“What this settlement between Bosveld Phosphates Pty Ltd, the Department of Environmental Affairs and the Department of Water and Sanitation, shows is that environmental crimes don’t go unpunished. While some would have expected a harsher outcome, we believe this is a step in the right direction as we continue to work together to deal with pollution in the Olifants River Catchment.”Dr. Sharon Pollard, Director of the Association for Water and Rural Development
She was speaking after the ruling in the Phalaborwa Magistrates Court on 30 July 2015 that saw Bosveld Phosphates PTY Ltd sentenced to a fine of R1, 450 million cash and a suspended sentence of R1, 1 million for water spillage at the Ga-Selati River in 2014. Bosveld Phosphates Pty Ltd pleaded guilty to contravening sections of both the National Environmental Management Act and the National Water Act through their unlawful discharge of hazardous waste water.
As noted by Dr Stefanie Freitag-Ronaldson, General Manager: Savanna & Arid Research Unit: Scientific Services at SANParks “This judgement sends a strong message that compliance to South Africa’s environmental and water management legislation is non-negotiable and management strategies must be put in place by the investors to deal with the changing climate.”
The Ga-Selati River enters the Olifants River to the south of Phalaborwa, very close to the Kruger National Park above the Massingir Dam and Mozambique. The 2014 spill polluted the river for several kilometres, severely impacting the downstream environment.
Pollard notes that while the focus has been on this spill, the incident draws attention to the entire Phalaborwa mining and industrial complex, along with coal and platinum mining upstream in the Olifants Catchment, and the pressure it puts on an already stressed river system.
“Our research into the resilience of the Limpopo River Basin and the Olifants Catchment in particular indicates that there have been spills every year for a long time, not just from Bosveld. At the end of the day the mines and associated industries can’t cope with the amount of effluent they produce and this represents an ongoing source of risk to the people and natural resources in the catchment.”Dr. Sharon Pollard
A recent study that forms part of the USAID: RESILIM O (a USAID-funded project to make the Olifants Catchment more resilient to change, especially through climate change and its impacts on natural resources and people) highlighted some of the major water quality issues. Samples taken at 28 points along the river show high salinity associated with mining activities, acid mine drainage and irrigated agricultural practices. There are also concerns around sulphate levels associated with mining and acid mine drainage, phosphate levels associated with wastewater treatment and agricultural practices (phosphate fertilizers) and pH levels associated with mining and acid mine drainage. “And climate change is likely to exacerbate the strain that the system is under, with increased temperatures, evaporation, flooding and droughts. This impacts the livelihoods of the poor and vulnerable as well as affecting agriculture and food security,” notes Pollard.
While there are plans to move towards a zero discharge system where mines and associated industries will no longer release untreated water into the Olifants or its tributaries like the Ga-Selati River, this is still a long way off. Also, while mines are required to have social and environmental mitigation plans and funds in place, these seldom cover the real – or full – costs of ensuring the health of the river system. “For example, the costs of monitoring the situation in the Phalaborwa complex will have to be borne by other roleplayers,” notes Pollard.

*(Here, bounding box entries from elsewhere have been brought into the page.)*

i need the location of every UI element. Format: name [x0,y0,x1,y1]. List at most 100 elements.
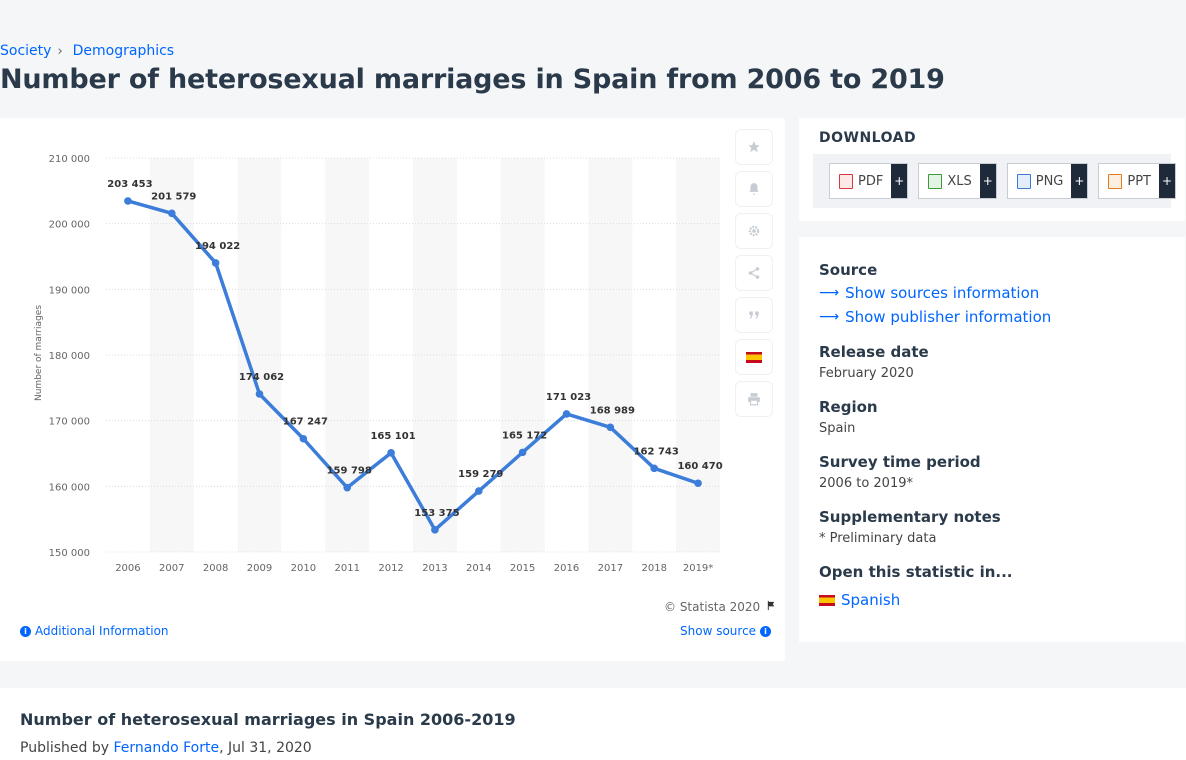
data-point [606,423,615,432]
download-card: DOWNLOAD PDF + XLS + PNG + PPT + [799,118,1185,221]
data-label: 159 798 [327,466,372,477]
flag-spain-icon [819,594,835,606]
chart-card: 150 000 160 000 170 000 180 000 190 000 200 0… [0,118,785,661]
data-point [694,479,702,488]
ppt-icon [1108,173,1123,189]
data-label: 171 023 [546,392,591,403]
x-tick-label: 2019* [683,563,713,574]
published-by: Published by Fernando Forte, Jul 31, 202… [20,740,312,756]
open-spanish-link[interactable]: Spanish [819,591,900,609]
png-icon [1016,173,1031,189]
x-tick-label: 2011 [334,563,359,574]
region-value: Spain [819,421,856,436]
survey-period-value: 2006 to 2019* [819,476,913,491]
download-xls-button[interactable]: XLS + [918,163,997,199]
survey-period-label: Survey time period [819,453,981,471]
download-xls-label: XLS [947,173,972,189]
data-point [387,449,395,457]
data-label: 167 247 [283,417,328,428]
xls-icon [928,173,943,189]
column-band [500,158,545,552]
flag-report-icon[interactable] [766,600,777,614]
breadcrumb: Society › Demographics [0,43,174,59]
print-icon[interactable] [736,382,772,416]
x-tick-label: 2006 [115,563,140,574]
bell-icon[interactable] [736,172,772,206]
breadcrumb-society[interactable]: Society [0,43,52,59]
download-ppt-button[interactable]: PPT + [1098,163,1176,199]
info-icon: i [20,625,31,637]
plus-icon[interactable]: + [979,164,996,198]
open-statistic-label: Open this statistic in... [819,563,1013,581]
download-png-label: PNG [1035,173,1064,189]
show-publisher-link[interactable]: ⟶ Show publisher information [819,308,1051,326]
pdf-icon [839,173,853,189]
data-point [650,464,659,473]
data-label: 203 453 [107,179,152,190]
top-bar [0,0,1186,34]
gear-icon[interactable] [736,214,772,248]
published-prefix: Published by [20,740,114,756]
data-point [518,448,527,457]
supplementary-notes-value: * Preliminary data [819,531,937,546]
share-icon[interactable] [736,256,772,290]
data-point [431,526,439,534]
quote-icon[interactable] [736,298,772,332]
x-tick-label: 2013 [422,563,447,574]
download-buttons: PDF + XLS + PNG + PPT + [813,154,1176,208]
copyright-text: © Statista 2020 [664,600,761,614]
data-point [255,390,264,398]
y-tick-label: 190 000 [49,285,90,296]
y-tick-label: 170 000 [49,417,90,428]
download-png-button[interactable]: PNG + [1006,163,1089,199]
download-ppt-label: PPT [1127,173,1151,189]
x-tick-label: 2017 [598,563,623,574]
x-tick-label: 2007 [159,563,184,574]
star-icon[interactable] [736,130,772,164]
supplementary-notes-label: Supplementary notes [819,508,1001,526]
data-point [343,483,352,492]
show-source-link[interactable]: Show source i [680,624,772,638]
show-sources-link[interactable]: ⟶ Show sources information [819,284,1039,302]
arrow-right-icon: ⟶ [819,309,840,325]
plus-icon[interactable]: + [1159,164,1175,198]
plus-icon[interactable]: + [891,164,908,198]
statistic-info-card: Source ⟶ Show sources information ⟶ Show… [799,237,1185,642]
data-label: 201 579 [151,191,196,202]
show-source-label: Show source [680,624,757,638]
data-label: 153 375 [414,508,459,519]
y-tick-label: 180 000 [49,351,90,362]
data-label: 165 101 [370,431,415,442]
breadcrumb-demographics[interactable]: Demographics [72,43,175,59]
data-point [474,487,483,495]
data-point [124,197,132,205]
column-band [413,158,457,552]
data-label: 162 743 [634,446,679,457]
download-pdf-label: PDF [858,173,884,189]
region-label: Region [819,398,878,416]
additional-information-link[interactable]: i Additional Information [20,624,169,638]
flag-spain-icon[interactable] [736,340,772,374]
series-line [127,199,699,532]
x-tick-label: 2014 [466,563,491,574]
download-pdf-button[interactable]: PDF + [829,163,909,199]
data-point [167,209,176,218]
data-label: 160 470 [677,461,722,472]
data-label: 165 172 [502,430,547,441]
additional-information-label: Additional Information [35,624,169,638]
author-link[interactable]: Fernando Forte [113,740,220,756]
copyright: © Statista 2020 [664,600,777,614]
source-label: Source [819,261,878,279]
data-point [299,434,308,443]
release-date-value: February 2020 [819,366,914,381]
y-axis-label: Number of marriages [34,305,44,401]
download-title: DOWNLOAD [819,130,917,146]
x-tick-label: 2018 [641,563,666,574]
plus-icon[interactable]: + [1071,164,1088,198]
y-tick-label: 200 000 [49,220,90,231]
x-tick-label: 2008 [203,563,228,574]
published-date: , Jul 31, 2020 [219,740,312,756]
publication-card: Number of heterosexual marriages in Spai… [0,688,1186,760]
x-tick-label: 2016 [554,563,579,574]
info-icon: i [760,625,772,637]
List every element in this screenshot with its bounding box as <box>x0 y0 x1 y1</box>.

Recognising the sustained risks associated with the Phalaborwa Complex, stakeholders have proposed an emergency response protocol to enable them to deal with emergency situations when they arise, but it is yet to be ratified. “We need to see what’s happened here as symptomatic of the industry. There is a long term management and closure issue and we need to prepare the catchment for the future – this includes planning for environmental disasters,” states Pollard.
Through their work on USAID: RESILIM O, AWARD is working with SANParks, the Department of Water and Sanitation, the Department of Environmental Affairs, mines, agriculture, municipalities and other stakeholders to make the Olifants Catchment better able to cope with change.
“We are working with the mines to support changes in practices. We want the mines and industry to realise that they are very much connected with others in the catchment. If they start to see themselves as part of a bigger system, that’s progress,” says Pollard. She notes that civil society is getting its act together and will be better prepared with protocols, procedures and information to lay even more effective charges against future transgressors.
Later in 2015, AWARD will be launching the Our Olifants campaign as a way to start building a sense of shared responsibility and identity in the catchment. “We believe downstream users should support action further upstream and that those upstream should realise what is happening downstream. And ask ourselves, how can we work together to make the catchment more resilient?”